The Forbearance Agreement expired at the close of business on August 15, 2012 and on August 20, 2012, Fifth Third Bank, the Administrative Agent under the Credit Agreement, sent the Company a Notice of Forbearance Termination, Additional Defaults and Reservation of Rights ("Notice of Default") dated August 16, 2012 pursuant to section 5 (a)(ii)(B) of the Forbearance Agreement, advising that the Company is in an immediate event of default. The Company was informed that the Updated Proposed Restructuring Plan (as defined in Section 9(b)(ii) of the Forbearance Agreement) (i) did not evidence a reduction of the Leverage Ratio in a manner acceptable to the Administrative Agent and Lenders,
(ii) did not evidence an increase in the Fixed Charge Coverage Ratio in a manner acceptable to the Administrative Agent and Lenders and (iii) was not otherwise acceptable to the Administrative Agent and Lenders.

The Notice of Default also advised that the Administrative Agent has not waived the Events of Default and reserves all rights and remedies as a result thereof.
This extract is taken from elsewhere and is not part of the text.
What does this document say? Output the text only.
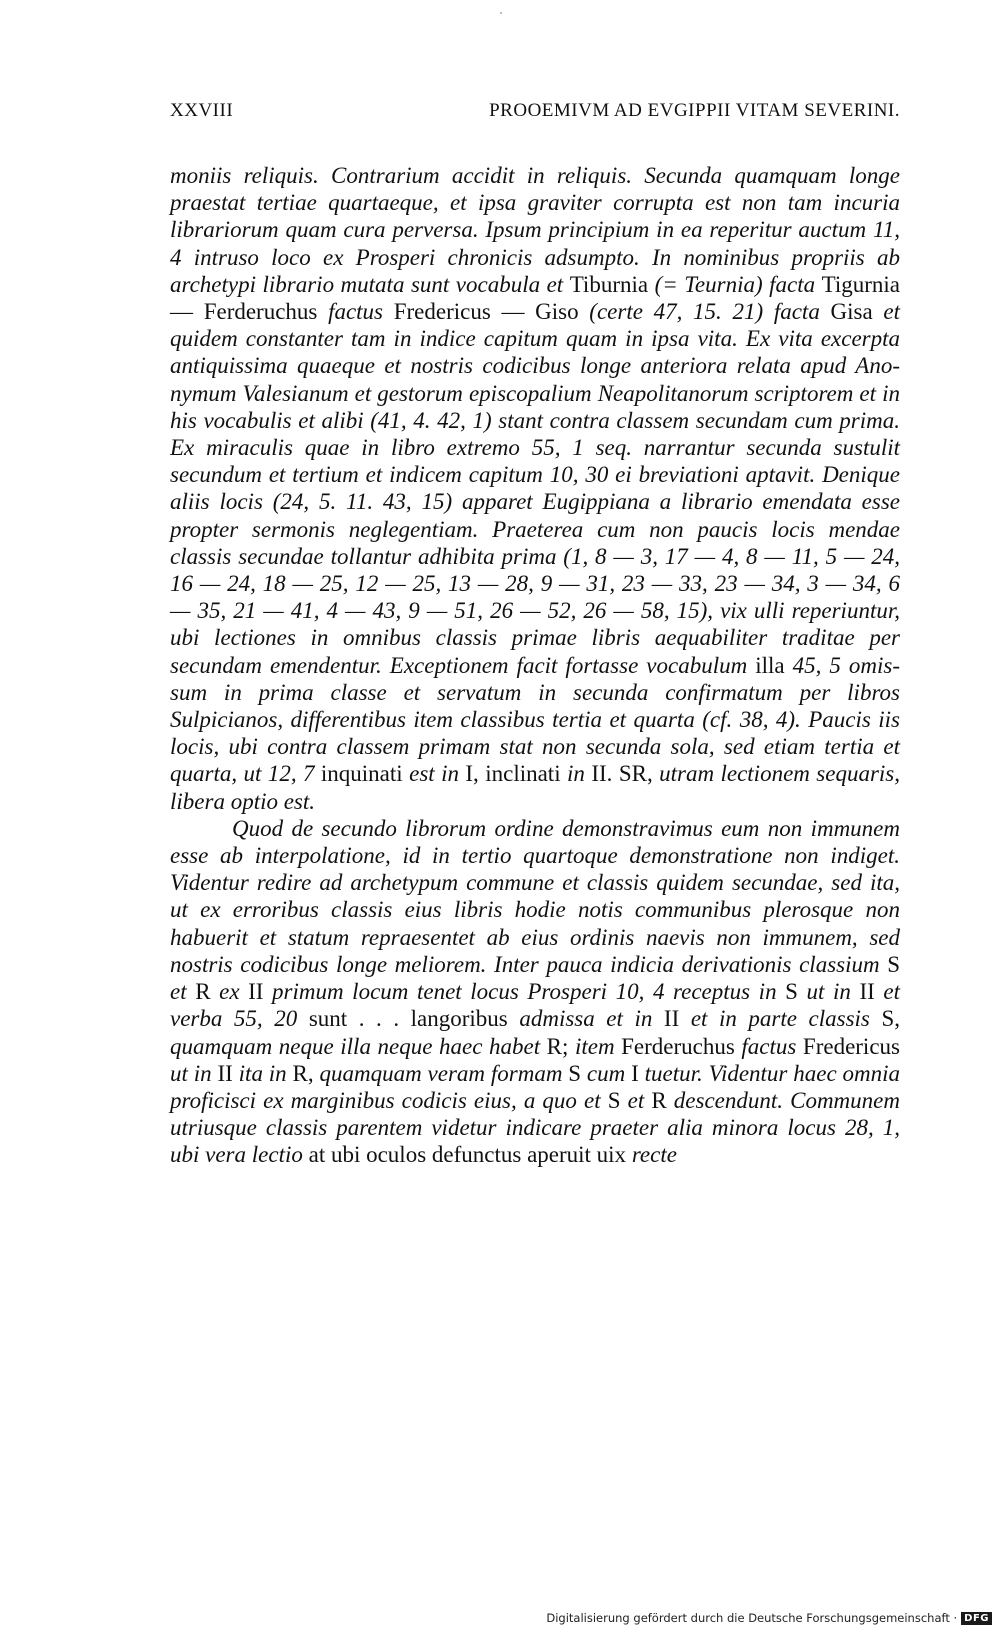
XXVIII	PROOEMIVM AD EVGIPPII VITAM SEVERINI.

moniis reliquis. Contrarium accidit in reliquis. Secunda quamquam longe praestat tertiae quartaeque, et ipsa graviter corrupta est non tam incuria librariorum quam cura perversa. Ipsum principium in ea reperitur auctum 11, 4 intruso loco ex Prosperi chronicis adsumpto. In nominibus propriis ab archetypi librario mutata sunt vocabula et Tiburnia (= Teurnia) facta Tigurnia — Ferderuchus factus Fredericus — Giso (certe 47, 15. 21) facta Gisa et quidem constanter tam in indice capitum quam in ipsa vita. Ex vita excerpta antiquissima quaeque et nostris codicibus longe anteriora relata apud Anonymum Valesianum et gestorum episcopalium Neapolitanorum scriptorem et in his vocabulis et alibi (41, 4. 42, 1) stant contra classem secundam cum prima. Ex miraculis quae in libro extremo 55, 1 seq. narrantur secunda sustulit secundum et tertium et indicem capitum 10, 30 ei breviationi aptavit. Denique aliis locis (24, 5. 11. 43, 15) apparet Eugippiana a librario emendata esse propter sermonis neglegentiam. Praeterea cum non paucis locis mendae classis secundae tollantur adhibita prima (1, 8 — 3, 17 — 4, 8 — 11, 5 — 24, 16 — 24, 18 — 25, 12 — 25, 13 — 28, 9 — 31, 23 — 33, 23 — 34, 3 — 34, 6 — 35, 21 — 41, 4 — 43, 9 — 51, 26 — 52, 26 — 58, 15), vix ulli reperiuntur, ubi lectiones in omnibus classis primae libris aequabiliter traditae per secundam emendentur. Exceptionem facit fortasse vocabulum illa 45, 5 omissum in prima classe et servatum in secunda confirmatum per libros Sulpicianos, differentibus item classibus tertia et quarta (cf. 38, 4). Paucis iis locis, ubi contra classem primam stat non secunda sola, sed etiam tertia et quarta, ut 12, 7 inquinati est in I, inclinati in II. SR, utram lectionem sequaris, libera optio est.

Quod de secundo librorum ordine demonstravimus eum non immunem esse ab interpolatione, id in tertio quartoque demonstratione non indiget. Videntur redire ad archetypum commune et classis quidem secundae, sed ita, ut ex erroribus classis eius libris hodie notis communibus plerosque non habuerit et statum repraesentet ab eius ordinis naevis non immunem, sed nostris codicibus longe meliorem. Inter pauca indicia derivationis classium S et R ex II primum locum tenet locus Prosperi 10, 4 receptus in S ut in II et verba 55, 20 sunt . . . langoribus admissa et in II et in parte classis S, quamquam neque illa neque haec habet R; item Ferderuchus factus Fredericus ut in II ita in R, quamquam veram formam S cum I tuetur. Videntur haec omnia proficisci ex marginibus codicis eius, a quo et S et R descendunt. Communem utriusque classis parentem videtur indicare praeter alia minora locus 28, 1, ubi vera lectio at ubi oculos defunctus aperuit uix recte

Digitalisierung gefördert durch die Deutsche Forschungsgemeinschaft · DFG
Those remedies include, under the Credit Agreement, the right to accelerate and declare due and immediately payable the principal and accrued interest on all loans outstanding under the Credit Agreement.

The Notice of Default further stated that any extension of additional credit under the Credit Agreement would be made by the Lenders in their sole discretion without any intention to waive any Events of Default.

In connection with the Credit Agreement, the Company and all of its subsidiaries entered into a security agreement and deeds of trust and mortgages in favor of the Administrative Agent for the various lenders from time to time parties to the Credit Agreement, pursuant to which the Company and its subsidiaries encumbered substantially all their assets for the benefit of the secured parties, as collateral security for the payment and performance of their obligations under the Credit Agreement. The encumbered assets include substantially all tangible and intangible assets of the Company and its subsidiaries including, without limitation, substantially all accounts receivable, inventory, equipment, real estate and stock of the subsidiaries.

Regardless of the Company's inability to remain in compliance with certain financial covenants, the Company has made every scheduled payment of principal and interest. The principal payments made by the Company from the loan inception in September 2007 through July 31, 2012 aggregated approximately $46.8 million or 54.8% of the initial balance outstanding at September 2007 of approximately $85.5 million, during a significant economic and secular downturn within the economy.

The Forbearance Agreement provided that if the Company, the Administrative Agent and applicable Lenders do not enter into a new agreement or an amendment to the Forbearance Agreement by August 15, 2012, the defaults shall be deemed existing and unsecured and any remaining funds in the cash collateral account, currently $500,000, shall be immediately available to the Administrative Agent pursuant to the Contribution Agreement and Cash Collateral Security Agreement dated March 31, 2010 among the Company, the Administrative Agent and Marshall Reynolds. The Company has received no notification from the Administrative Agent regarding the use of cash collateral as a result of the Company's inability to remain in compliance with certain financial covenants.


The Company has continued to work with the investment banking group of Raymond James & Associates, Inc. to assist it with a restructuring or refinancing of the existing debt and other potential transaction alternatives. The Company continues to have ongoing dialogue with the Administrative Agent and the syndicate of banks with respect to a forbearance agreement regarding the Events of Default and/or an amendment/restructuring of the existing debt. A total of $39,754,720 of current and long-term debt and outstanding revolving line of credit borrowings are subject to accelerated maturity and, as such, the Lenders may, at their option, give notice to the Company that amounts owed are immediately due and payable.